Much of this is down to feeble consumer demand and the boom in online retail. However, the rise of the machines is also playing a role. Industry surveys show investment in automation rank second as the most common response to Labour’s business tax changes, after raising prices.
Taken together, it is hardly surprising retail employment has collapsed by more than 350,000 in the past decade. Young people applying for lower-skilled, entry-level positions – which also happen to be easier to automate – have borne the brunt.
Within Labour circles, there is an unspoken logic to driving up the cost of employment. For too long, firms have relied on paying poverty-level wages to turn a profit. UK firms have lagged behind in the G7 investment league tables for decades. Economists reckon some of that is down to a lower relative cost of employing labour versus capital – especially in volatile economic times.

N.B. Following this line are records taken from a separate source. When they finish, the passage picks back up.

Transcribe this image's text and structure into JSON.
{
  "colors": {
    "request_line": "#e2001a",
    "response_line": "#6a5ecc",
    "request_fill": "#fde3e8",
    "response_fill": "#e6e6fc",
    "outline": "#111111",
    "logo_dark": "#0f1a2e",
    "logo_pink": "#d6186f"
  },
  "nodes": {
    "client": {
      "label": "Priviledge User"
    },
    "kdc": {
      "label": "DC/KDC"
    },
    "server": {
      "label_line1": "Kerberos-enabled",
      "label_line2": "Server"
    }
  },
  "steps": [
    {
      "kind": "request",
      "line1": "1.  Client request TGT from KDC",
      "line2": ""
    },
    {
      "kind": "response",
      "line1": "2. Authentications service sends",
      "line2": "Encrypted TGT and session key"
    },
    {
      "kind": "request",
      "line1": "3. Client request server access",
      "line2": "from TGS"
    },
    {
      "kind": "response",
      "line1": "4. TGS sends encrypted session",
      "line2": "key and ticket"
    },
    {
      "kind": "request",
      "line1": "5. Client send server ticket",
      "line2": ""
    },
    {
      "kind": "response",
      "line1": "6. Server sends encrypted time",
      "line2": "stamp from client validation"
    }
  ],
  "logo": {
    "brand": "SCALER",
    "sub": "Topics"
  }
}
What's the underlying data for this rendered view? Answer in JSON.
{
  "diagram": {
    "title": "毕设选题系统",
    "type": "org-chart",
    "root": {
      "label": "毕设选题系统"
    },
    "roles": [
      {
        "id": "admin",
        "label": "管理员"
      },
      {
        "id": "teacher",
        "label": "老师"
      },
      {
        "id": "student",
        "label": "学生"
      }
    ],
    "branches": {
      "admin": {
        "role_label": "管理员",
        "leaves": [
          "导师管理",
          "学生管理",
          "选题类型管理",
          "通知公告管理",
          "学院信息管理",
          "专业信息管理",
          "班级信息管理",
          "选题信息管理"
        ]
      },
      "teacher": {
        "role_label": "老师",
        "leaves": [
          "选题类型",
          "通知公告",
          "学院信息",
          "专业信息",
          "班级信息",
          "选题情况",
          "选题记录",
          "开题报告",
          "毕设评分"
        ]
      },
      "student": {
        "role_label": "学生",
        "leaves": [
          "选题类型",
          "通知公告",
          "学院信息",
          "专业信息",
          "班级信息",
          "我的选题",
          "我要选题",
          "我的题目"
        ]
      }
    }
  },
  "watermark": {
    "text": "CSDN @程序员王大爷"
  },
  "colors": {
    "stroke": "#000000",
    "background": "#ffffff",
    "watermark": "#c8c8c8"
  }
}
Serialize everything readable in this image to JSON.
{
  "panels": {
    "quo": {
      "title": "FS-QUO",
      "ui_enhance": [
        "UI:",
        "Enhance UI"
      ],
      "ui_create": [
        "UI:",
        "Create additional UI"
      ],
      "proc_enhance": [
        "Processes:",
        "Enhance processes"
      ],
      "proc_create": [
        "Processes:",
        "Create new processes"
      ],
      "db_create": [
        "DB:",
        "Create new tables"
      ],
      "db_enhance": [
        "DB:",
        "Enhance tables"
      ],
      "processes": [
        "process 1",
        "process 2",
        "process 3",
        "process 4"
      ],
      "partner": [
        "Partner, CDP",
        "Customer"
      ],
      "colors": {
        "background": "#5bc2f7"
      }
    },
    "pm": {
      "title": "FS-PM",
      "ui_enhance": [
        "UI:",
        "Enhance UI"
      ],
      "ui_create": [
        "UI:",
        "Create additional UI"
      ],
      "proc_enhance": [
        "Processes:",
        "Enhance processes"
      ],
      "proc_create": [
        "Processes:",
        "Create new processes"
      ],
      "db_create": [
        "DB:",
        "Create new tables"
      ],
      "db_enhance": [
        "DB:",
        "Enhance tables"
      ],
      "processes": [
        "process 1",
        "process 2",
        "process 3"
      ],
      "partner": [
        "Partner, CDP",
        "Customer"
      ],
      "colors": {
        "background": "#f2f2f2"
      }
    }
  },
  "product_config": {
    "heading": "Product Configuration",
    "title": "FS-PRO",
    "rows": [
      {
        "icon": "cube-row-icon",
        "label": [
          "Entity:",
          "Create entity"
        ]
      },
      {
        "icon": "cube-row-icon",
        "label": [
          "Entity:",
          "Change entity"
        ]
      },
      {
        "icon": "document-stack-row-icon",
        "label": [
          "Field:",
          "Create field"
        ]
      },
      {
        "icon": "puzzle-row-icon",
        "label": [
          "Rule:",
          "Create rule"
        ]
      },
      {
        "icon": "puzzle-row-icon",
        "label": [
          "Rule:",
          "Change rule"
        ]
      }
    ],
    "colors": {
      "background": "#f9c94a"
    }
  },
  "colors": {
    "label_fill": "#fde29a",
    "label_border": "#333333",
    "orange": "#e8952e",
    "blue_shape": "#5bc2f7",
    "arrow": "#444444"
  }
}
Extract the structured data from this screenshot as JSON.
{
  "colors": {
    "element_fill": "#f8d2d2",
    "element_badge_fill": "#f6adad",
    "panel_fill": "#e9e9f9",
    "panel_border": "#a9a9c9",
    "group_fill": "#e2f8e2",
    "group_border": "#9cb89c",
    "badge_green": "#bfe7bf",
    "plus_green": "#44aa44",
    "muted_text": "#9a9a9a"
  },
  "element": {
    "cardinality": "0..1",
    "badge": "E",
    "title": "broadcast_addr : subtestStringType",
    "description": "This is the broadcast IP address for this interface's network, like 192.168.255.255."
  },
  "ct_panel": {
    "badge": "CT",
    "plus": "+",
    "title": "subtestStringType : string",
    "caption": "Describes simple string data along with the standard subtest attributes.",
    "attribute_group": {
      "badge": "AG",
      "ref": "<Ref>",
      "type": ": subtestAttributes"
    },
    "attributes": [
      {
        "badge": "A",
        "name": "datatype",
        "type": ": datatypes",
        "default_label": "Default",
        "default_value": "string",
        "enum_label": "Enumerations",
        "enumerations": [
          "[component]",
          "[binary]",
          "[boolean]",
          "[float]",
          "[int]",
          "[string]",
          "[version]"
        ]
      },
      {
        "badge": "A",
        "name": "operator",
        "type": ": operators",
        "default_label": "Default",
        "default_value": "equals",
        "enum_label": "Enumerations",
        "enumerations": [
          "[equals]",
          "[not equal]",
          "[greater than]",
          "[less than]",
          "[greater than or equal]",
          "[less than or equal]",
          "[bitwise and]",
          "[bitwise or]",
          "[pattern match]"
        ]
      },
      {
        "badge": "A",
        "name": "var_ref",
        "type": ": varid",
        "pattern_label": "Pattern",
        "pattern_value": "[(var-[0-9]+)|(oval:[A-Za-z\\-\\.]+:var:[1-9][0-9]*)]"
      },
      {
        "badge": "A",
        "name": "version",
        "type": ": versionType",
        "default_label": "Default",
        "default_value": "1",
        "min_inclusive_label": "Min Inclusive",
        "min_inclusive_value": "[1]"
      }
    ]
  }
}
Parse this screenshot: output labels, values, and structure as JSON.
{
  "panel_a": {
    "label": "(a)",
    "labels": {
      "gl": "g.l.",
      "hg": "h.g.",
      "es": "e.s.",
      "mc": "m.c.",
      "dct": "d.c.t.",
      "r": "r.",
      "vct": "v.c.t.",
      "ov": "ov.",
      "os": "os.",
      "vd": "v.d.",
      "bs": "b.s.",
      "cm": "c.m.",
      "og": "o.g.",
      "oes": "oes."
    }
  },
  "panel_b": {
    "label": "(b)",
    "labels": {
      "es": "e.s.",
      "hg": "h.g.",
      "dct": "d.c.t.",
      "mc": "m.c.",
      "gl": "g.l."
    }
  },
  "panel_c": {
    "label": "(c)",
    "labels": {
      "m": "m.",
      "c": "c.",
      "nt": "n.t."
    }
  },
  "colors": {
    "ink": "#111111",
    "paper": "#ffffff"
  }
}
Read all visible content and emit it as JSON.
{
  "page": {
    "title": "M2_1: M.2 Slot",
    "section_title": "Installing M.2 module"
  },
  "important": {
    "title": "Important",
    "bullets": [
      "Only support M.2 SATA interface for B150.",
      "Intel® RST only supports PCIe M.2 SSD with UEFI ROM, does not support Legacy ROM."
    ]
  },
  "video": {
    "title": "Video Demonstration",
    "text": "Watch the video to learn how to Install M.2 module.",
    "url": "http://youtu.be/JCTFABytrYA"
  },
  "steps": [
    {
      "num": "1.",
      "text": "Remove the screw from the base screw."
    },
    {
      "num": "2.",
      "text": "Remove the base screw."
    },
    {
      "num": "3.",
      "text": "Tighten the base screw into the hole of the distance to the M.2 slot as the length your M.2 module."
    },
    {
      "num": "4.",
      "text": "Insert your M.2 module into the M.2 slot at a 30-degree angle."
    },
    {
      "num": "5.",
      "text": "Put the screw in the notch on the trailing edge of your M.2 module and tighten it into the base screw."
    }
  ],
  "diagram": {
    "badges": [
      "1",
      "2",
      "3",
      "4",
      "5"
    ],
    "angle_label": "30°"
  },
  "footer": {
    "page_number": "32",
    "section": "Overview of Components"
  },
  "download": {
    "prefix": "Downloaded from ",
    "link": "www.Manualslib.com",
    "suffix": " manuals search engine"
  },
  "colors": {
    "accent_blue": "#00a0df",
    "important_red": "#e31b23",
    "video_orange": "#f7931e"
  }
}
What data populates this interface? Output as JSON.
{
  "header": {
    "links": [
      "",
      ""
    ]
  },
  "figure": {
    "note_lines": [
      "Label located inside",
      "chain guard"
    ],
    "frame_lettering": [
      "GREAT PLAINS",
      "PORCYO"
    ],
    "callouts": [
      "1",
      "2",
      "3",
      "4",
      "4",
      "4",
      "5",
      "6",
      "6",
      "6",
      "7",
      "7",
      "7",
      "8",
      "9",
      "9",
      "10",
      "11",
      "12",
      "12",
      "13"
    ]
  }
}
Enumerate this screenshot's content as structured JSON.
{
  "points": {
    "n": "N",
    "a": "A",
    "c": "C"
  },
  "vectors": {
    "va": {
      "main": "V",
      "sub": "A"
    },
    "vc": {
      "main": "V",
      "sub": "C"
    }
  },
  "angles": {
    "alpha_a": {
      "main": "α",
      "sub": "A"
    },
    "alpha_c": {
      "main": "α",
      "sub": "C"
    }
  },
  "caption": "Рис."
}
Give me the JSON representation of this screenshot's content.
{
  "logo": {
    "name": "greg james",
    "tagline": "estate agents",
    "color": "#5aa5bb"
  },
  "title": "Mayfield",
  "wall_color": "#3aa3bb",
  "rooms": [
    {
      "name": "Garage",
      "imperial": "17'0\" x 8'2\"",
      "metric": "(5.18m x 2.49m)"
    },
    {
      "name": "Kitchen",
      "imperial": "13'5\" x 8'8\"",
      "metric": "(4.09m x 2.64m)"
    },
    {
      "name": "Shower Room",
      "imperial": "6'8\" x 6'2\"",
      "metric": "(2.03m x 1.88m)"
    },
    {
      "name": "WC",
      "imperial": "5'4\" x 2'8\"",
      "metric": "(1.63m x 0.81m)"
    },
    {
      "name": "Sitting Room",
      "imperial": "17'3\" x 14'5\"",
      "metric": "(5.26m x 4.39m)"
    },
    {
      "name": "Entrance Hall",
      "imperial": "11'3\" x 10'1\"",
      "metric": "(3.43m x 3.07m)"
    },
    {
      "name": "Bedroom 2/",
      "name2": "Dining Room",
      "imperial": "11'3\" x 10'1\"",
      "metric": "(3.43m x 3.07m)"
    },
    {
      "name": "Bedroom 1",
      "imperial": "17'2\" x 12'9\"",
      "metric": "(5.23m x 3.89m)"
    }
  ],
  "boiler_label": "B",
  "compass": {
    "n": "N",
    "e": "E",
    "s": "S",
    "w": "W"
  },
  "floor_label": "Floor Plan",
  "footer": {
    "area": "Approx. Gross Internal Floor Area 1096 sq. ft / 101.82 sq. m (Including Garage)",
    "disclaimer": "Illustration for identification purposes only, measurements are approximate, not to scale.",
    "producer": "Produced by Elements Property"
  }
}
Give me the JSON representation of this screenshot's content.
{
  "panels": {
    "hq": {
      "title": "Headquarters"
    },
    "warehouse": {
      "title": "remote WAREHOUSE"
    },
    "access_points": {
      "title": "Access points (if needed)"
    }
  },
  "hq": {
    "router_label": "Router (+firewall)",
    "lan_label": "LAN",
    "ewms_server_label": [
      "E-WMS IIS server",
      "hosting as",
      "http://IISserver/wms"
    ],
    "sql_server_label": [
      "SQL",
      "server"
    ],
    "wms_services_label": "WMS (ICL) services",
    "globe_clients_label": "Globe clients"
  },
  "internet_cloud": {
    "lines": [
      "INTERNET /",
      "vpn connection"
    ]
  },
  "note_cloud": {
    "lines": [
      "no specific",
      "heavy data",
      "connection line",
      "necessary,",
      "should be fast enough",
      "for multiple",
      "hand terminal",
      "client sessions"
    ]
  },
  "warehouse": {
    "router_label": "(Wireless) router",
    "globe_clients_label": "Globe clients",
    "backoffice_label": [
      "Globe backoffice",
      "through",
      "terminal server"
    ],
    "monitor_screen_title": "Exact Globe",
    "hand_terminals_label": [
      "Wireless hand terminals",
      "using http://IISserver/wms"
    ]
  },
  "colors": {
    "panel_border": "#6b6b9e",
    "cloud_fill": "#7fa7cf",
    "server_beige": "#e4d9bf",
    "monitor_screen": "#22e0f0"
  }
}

Recently, however, the balance has shifted. Employment costs are up; access to immigrant labour is down, and workforce participation has fallen amid rising levels of ill-health and early retirement. Much of this is the outcome of policy choice.
“The higher your employment costs, regulation, and risk around hiring – the more likely you are as a business to consider options to automate,” says Tera Allas, a professor at the Productivity Institute, a research organisation.
So far, the data shows the UK is still in the foothills of the turnaround.
Business investment has not exploded, but is rising – with a 1.5% increase in the third quarter. Meanwhile productivity rose 1.1% compared with a year earlier. Although still short of the 2% pre-2008 financial crisis annual average productivity growth, that is better than the flatlining of investment of recent years.
Successive governments have treated productivity as a silver bullet to Britain’s decades of economic underperformance. None, however, would have campaigned for any gains to come at the expense of workers.
There is also an irony in the prospect of a “jobs-lite boom” under Labour – a party tracing its roots, however thinly today, to the struggle of organised labour amid the galloping productivity gains of the Industrial Revolution.
In the early 19th century, factory owners investing in steam-driven power looms, knitting frames and mill engines fuelled a productivity boom. At first, the spoils went largely to the capitalists – in a period later described as “Engel’s pause”, after the philosopher Friedrich Engels, to describe the years of wage stagnation as Britain became the world’s richest economy. Many angry workers turned to rebellion.
In the long run, living standards rose as workers shifted into new occupations. The Luddites were on the wrong side of history. However, progress was not without social upheaval, nor taken for granted. There were struggles for employment rights and pay through the nascent trade union movement – culminating in political representation and the creation of the modern welfare state.
There are clear parallels today. This month, Andrew Bailey warned that job displacement similar to the Industrial Revolution was highly probable – with the Bank of England governor calling for the UK to have “training, education, [and] skills in place” to help those at risk.
Allas says there are reasons to be hopeful, not least because new technologies typically help to create new forms of work – enabling people to leave behind menial tasks. Businesses, too, worry about the consequences of losing their pipeline of middle managers if all the entry-level work is automated out.
“Humans are infinitely resilient. We have a capability to learn and we’ll figure out how to learn in new ways,” she says.
However, there will be serious problems if the transition is not managed well. Workers will demand to be brought along, not left behind. For Labour there are a few lessons from history.